Quer estar próximo da sua gente, dos militares e polícias portugueses, homens e mulheres que servem a pátria, cá ou em teatros de guerra.

São Tomé e Príncipe, para onde partiu esta semana, será apenas o ponto de partida para um périplo que vai levá-lo também à República Centro-Africana, país em guerra onde as tropas portuguesas estiveram recentemente envolvidas em confrontos.

D. Rui Valério foi ordenado Bispo das Forças Armadas em outubro de 2018. Estamos em janeiro. O que tem feito nestes primeiros meses?

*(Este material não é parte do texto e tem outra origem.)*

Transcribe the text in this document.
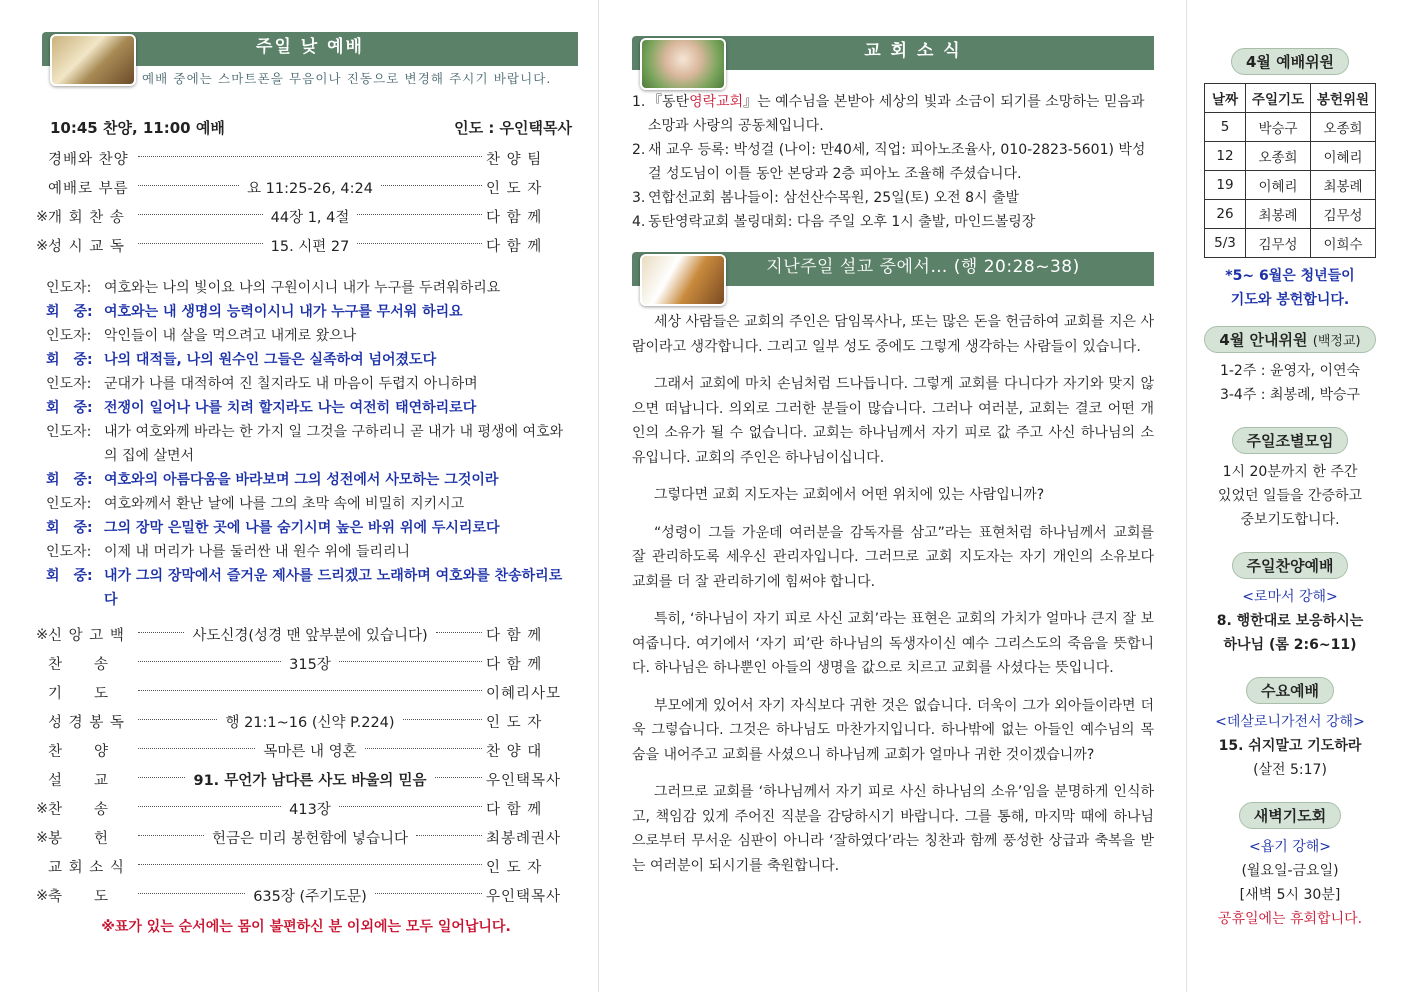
주일 낮 예배
예배 중에는 스마트폰을 무음이나 진동으로 변경해 주시기 바랍니다.
10:45 찬양, 11:00 예배	인도 : 우인택목사
경배와 찬양	찬 양 팀
예배로 부름	요 11:25-26, 4:24	인 도 자
※ 개 회 찬 송	44장 1, 4절	다 함 께
※ 성 시 교 독	15. 시편 27	다 함 께
인도자: 여호와는 나의 빛이요 나의 구원이시니 내가 누구를 두려워하리요
회　중: 여호와는 내 생명의 능력이시니 내가 누구를 무서워 하리요
인도자: 악인들이 내 살을 먹으려고 내게로 왔으나
회　중: 나의 대적들, 나의 원수인 그들은 실족하여 넘어졌도다
인도자: 군대가 나를 대적하여 진 칠지라도 내 마음이 두렵지 아니하며
회　중: 전쟁이 일어나 나를 치려 할지라도 나는 여전히 태연하리로다
인도자: 내가 여호와께 바라는 한 가지 일 그것을 구하리니 곧 내가 내 평생에 여호와의 집에 살면서
회　중: 여호와의 아름다움을 바라보며 그의 성전에서 사모하는 그것이라
인도자: 여호와께서 환난 날에 나를 그의 초막 속에 비밀히 지키시고
회　중: 그의 장막 은밀한 곳에 나를 숨기시며 높은 바위 위에 두시리로다
인도자: 이제 내 머리가 나를 둘러싼 내 원수 위에 들리리니
회　중: 내가 그의 장막에서 즐거운 제사를 드리겠고 노래하며 여호와를 찬송하리로다
※ 신 앙 고 백	사도신경(성경 맨 앞부분에 있습니다)	다 함 께
찬　　송	315장	다 함 께
기　　도	이혜리사모
성 경 봉 독	행 21:1~16 (신약 P.224)	인 도 자
찬　　양	목마른 내 영혼	찬 양 대
설　　교	91. 무언가 남다른 사도 바울의 믿음	우인택목사
※ 찬　　송	413장	다 함 께
※ 봉　　헌	헌금은 미리 봉헌함에 넣습니다	최봉례권사
교 회 소 식	인 도 자
※ 축　　도	635장 (주기도문)	우인택목사
※표가 있는 순서에는 몸이 불편하신 분 이외에는 모두 일어납니다.
교 회 소 식
1. 『동탄영락교회』는 예수님을 본받아 세상의 빛과 소금이 되기를 소망하는 믿음과 소망과 사랑의 공동체입니다.
2. 새 교우 등록: 박성걸 (나이: 만40세, 직업: 피아노조율사, 010-2823-5601) 박성걸 성도님이 이틀 동안 본당과 2층 피아노 조율해 주셨습니다.
3. 연합선교회 봄나들이: 삼선산수목원, 25일(토) 오전 8시 출발
4. 동탄영락교회 볼링대회: 다음 주일 오후 1시 출발, 마인드볼링장
지난주일 설교 중에서… (행 20:28~38)

세상 사람들은 교회의 주인은 담임목사나, 또는 많은 돈을 헌금하여 교회를 지은 사람이라고 생각합니다. 그리고 일부 성도 중에도 그렇게 생각하는 사람들이 있습니다.

그래서 교회에 마치 손님처럼 드나듭니다. 그렇게 교회를 다니다가 자기와 맞지 않으면 떠납니다. 의외로 그러한 분들이 많습니다. 그러나 여러분, 교회는 결코 어떤 개인의 소유가 될 수 없습니다. 교회는 하나님께서 자기 피로 값 주고 사신 하나님의 소유입니다. 교회의 주인은 하나님이십니다.

그렇다면 교회 지도자는 교회에서 어떤 위치에 있는 사람입니까?

“성령이 그들 가운데 여러분을 감독자를 삼고”라는 표현처럼 하나님께서 교회를 잘 관리하도록 세우신 관리자입니다. 그러므로 교회 지도자는 자기 개인의 소유보다 교회를 더 잘 관리하기에 힘써야 합니다.

특히, ‘하나님이 자기 피로 사신 교회’라는 표현은 교회의 가치가 얼마나 큰지 잘 보여줍니다. 여기에서 ‘자기 피’란 하나님의 독생자이신 예수 그리스도의 죽음을 뜻합니다. 하나님은 하나뿐인 아들의 생명을 값으로 치르고 교회를 사셨다는 뜻입니다.

부모에게 있어서 자기 자식보다 귀한 것은 없습니다. 더욱이 그가 외아들이라면 더욱 그렇습니다. 그것은 하나님도 마찬가지입니다. 하나밖에 없는 아들인 예수님의 목숨을 내어주고 교회를 사셨으니 하나님께 교회가 얼마나 귀한 것이겠습니까?

그러므로 교회를 ‘하나님께서 자기 피로 사신 하나님의 소유’임을 분명하게 인식하고, 책임감 있게 주어진 직분을 감당하시기 바랍니다. 그를 통해, 마지막 때에 하나님으로부터 무서운 심판이 아니라 ‘잘하였다’라는 칭찬과 함께 풍성한 상급과 축복을 받는 여러분이 되시기를 축원합니다.

4월 예배위원
날짜	주일기도	봉헌위원
5	박승구	오종희
12	오종희	이혜리
19	이혜리	최봉례
26	최봉례	김무성
5/3	김무성	이희수
*5~ 6월은 청년들이
기도와 봉헌합니다.
4월 안내위원 (백정교)
1-2주 : 윤영자, 이연숙
3-4주 : 최봉례, 박승구
주일조별모임
1시 20분까지 한 주간
있었던 일들을 간증하고
중보기도합니다.
주일찬양예배
<로마서 강해>
8. 행한대로 보응하시는
하나님 (롬 2:6~11)
수요예배
<데살로니가전서 강해>
15. 쉬지말고 기도하라
(살전 5:17)
새벽기도회
<욥기 강해>
(월요일-금요일)
[새벽 5시 30분]
공휴일에는 휴회합니다.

Estes primeiros tempos têm sido, em primeiro lugar, de apresentação às diversas unidades e aos diversos ramos, ao mesmo tempo que há uma coincidência nessa apresentação de celebrações. Um dos motivos que levou o senhor Núncio Apostólico a antecipar tanto a ordenação Episcopal do Bispo das Forças Armadas e das Forças de Segurança foi a iminência da aproximação do Natal.

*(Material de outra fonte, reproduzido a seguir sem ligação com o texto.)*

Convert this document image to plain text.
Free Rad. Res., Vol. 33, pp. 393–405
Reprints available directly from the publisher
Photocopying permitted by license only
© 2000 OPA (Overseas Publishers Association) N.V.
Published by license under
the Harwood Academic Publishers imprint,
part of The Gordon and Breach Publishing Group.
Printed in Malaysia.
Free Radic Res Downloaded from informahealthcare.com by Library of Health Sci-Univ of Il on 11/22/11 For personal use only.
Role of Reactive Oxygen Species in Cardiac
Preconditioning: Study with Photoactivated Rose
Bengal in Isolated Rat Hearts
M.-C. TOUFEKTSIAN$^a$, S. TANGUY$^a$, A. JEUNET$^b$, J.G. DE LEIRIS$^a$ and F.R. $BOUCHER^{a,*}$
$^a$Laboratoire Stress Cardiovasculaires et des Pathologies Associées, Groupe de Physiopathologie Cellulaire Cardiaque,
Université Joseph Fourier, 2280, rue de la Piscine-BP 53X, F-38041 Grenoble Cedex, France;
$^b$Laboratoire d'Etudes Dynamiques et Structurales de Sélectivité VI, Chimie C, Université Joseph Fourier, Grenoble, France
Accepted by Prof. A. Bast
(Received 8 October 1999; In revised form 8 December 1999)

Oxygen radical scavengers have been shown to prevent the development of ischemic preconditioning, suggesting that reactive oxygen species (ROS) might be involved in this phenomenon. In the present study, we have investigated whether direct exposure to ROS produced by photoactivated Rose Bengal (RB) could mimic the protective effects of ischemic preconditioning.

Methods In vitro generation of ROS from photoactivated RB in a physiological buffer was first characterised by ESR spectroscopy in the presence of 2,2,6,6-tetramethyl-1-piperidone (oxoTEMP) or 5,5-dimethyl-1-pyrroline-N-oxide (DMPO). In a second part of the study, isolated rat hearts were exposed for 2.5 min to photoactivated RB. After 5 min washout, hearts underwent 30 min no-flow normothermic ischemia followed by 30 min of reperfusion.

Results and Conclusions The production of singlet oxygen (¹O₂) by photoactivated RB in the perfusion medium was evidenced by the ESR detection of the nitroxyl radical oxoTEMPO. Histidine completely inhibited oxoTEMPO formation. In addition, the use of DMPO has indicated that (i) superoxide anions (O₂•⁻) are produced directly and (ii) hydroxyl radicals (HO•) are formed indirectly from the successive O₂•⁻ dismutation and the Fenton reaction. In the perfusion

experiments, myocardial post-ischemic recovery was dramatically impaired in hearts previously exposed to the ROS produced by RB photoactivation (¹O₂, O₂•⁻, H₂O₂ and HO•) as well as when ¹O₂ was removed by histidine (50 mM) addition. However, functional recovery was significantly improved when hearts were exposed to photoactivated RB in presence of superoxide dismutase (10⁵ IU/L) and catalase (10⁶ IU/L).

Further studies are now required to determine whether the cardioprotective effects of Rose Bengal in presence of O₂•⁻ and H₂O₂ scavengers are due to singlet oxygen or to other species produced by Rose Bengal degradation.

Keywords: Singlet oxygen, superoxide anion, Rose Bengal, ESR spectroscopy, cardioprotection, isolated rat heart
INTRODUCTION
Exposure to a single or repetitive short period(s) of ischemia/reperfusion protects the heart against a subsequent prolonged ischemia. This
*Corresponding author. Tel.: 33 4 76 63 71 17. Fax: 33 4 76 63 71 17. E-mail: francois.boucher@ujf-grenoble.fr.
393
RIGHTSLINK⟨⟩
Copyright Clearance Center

Naquelas semanas que antecederam a celebração do nascimento de Cristo, do filho de Deus, fiz quase um périplo por todo o país, em diversas unidades, onde estive com as mulheres e os homens que servem Portugal nos quartéis, onde estive com mulheres e homens que servem Portugal na GNR, na PSP.

Estes primeiros tempos, poderíamos dizer que é um reencontro com uma realidade que eu, no fundo, já conhecia substancialmente bem, até pelo meu percurso e experiência de vida, uma vez que estive na Marinha como Capelão durante alguns anos. Por outro lado, é também uma ocasião para descobrir coisas novas ou pelo menos para passar a olhar para coisas de sempre, mas de um outro ponto de vista, de uma outra perspetiva.

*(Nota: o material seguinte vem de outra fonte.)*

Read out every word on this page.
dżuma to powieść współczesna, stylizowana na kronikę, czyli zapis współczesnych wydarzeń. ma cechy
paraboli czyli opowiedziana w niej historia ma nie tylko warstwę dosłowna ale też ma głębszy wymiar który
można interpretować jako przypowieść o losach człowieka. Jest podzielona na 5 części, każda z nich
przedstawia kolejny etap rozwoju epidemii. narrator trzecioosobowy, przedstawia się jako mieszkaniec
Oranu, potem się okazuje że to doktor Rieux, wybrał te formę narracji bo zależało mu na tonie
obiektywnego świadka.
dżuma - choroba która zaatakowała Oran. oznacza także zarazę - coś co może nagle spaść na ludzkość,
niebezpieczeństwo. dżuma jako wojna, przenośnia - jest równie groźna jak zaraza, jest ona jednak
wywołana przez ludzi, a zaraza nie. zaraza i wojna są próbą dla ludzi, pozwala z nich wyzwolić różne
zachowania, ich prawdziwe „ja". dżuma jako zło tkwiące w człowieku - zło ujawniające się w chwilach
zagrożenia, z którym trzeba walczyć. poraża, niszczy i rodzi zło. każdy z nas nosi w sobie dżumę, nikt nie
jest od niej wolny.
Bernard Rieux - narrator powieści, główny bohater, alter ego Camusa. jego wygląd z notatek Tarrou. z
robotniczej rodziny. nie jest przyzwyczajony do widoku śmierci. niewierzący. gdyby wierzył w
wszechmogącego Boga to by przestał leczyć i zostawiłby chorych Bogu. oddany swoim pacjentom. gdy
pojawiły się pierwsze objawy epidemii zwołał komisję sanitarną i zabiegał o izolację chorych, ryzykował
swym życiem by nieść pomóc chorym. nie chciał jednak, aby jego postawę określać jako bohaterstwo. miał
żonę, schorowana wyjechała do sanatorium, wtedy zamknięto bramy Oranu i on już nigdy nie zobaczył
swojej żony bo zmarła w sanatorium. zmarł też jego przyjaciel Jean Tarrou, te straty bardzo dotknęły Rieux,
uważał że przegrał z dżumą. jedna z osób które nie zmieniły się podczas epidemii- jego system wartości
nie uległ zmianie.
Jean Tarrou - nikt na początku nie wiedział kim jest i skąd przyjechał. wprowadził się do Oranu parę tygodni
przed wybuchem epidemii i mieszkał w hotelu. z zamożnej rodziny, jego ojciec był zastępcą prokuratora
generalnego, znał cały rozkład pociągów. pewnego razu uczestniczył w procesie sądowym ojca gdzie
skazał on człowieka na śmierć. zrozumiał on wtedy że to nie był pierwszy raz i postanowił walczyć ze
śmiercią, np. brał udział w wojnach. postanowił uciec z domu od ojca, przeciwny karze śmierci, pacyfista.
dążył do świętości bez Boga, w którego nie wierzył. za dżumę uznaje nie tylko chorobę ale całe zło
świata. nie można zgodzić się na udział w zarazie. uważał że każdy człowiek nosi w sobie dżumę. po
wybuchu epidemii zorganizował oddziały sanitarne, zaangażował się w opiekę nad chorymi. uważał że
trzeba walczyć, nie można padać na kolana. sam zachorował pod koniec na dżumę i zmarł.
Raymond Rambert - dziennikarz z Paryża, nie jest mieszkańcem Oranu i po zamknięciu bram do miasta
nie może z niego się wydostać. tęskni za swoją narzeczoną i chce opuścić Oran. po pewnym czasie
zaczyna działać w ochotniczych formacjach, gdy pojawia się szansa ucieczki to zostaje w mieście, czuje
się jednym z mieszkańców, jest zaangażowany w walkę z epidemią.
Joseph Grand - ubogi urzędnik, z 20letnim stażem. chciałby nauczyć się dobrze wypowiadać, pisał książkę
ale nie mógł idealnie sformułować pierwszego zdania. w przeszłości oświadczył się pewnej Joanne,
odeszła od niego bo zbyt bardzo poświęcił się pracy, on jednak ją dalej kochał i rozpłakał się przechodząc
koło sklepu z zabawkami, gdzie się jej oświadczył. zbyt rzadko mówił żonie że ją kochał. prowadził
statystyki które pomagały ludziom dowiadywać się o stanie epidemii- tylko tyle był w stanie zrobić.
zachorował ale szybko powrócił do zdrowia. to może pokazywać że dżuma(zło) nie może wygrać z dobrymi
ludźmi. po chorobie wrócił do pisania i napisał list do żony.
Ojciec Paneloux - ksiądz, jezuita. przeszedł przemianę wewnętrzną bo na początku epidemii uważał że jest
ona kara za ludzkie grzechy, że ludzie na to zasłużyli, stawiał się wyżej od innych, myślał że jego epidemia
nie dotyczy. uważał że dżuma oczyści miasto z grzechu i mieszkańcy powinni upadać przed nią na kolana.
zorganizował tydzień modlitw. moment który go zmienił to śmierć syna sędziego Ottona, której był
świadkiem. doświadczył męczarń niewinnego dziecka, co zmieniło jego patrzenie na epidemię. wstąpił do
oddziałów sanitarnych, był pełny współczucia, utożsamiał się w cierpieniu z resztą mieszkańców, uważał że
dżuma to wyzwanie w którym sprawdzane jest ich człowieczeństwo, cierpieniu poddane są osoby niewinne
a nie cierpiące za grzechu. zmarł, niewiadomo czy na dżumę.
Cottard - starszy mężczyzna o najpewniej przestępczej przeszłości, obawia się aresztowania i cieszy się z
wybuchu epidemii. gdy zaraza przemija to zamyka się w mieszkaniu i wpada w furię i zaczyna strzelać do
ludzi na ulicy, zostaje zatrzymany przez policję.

E nessas visitas, pareceu-lhe que as pessoas estão motivadas? Porque é que, na sua opinião, procuram as Forças Armadas?

O que sinto é que, pelo menos fruto da minha experiência, existe uma grande confiança, acreditam naquilo que estão a fazer. Não é só para preencher, talvez, um vazio de exigência profissional que se tornam militares, mas porque começam por acreditar na missão das Forças Armadas e nas Forças de Segurança, naturalmente, e isso é muito belo. Significa que há aqui uma consciência de que, sobretudo nas Forças Armadas e nas Forças de Segurança, quem envereda por este projeto, por esta carreira, o faz não apenas em vista de si próprio - uma autorrealização, de um aconchego de uma segurança que uma profissão dá -, mas fá-lo também motivado por um certo sentido de fazer bem ao próximo, fazer bem ao outro e com espírito de missão, se quisermos dizer assim. É isso que eu tenho encontrado.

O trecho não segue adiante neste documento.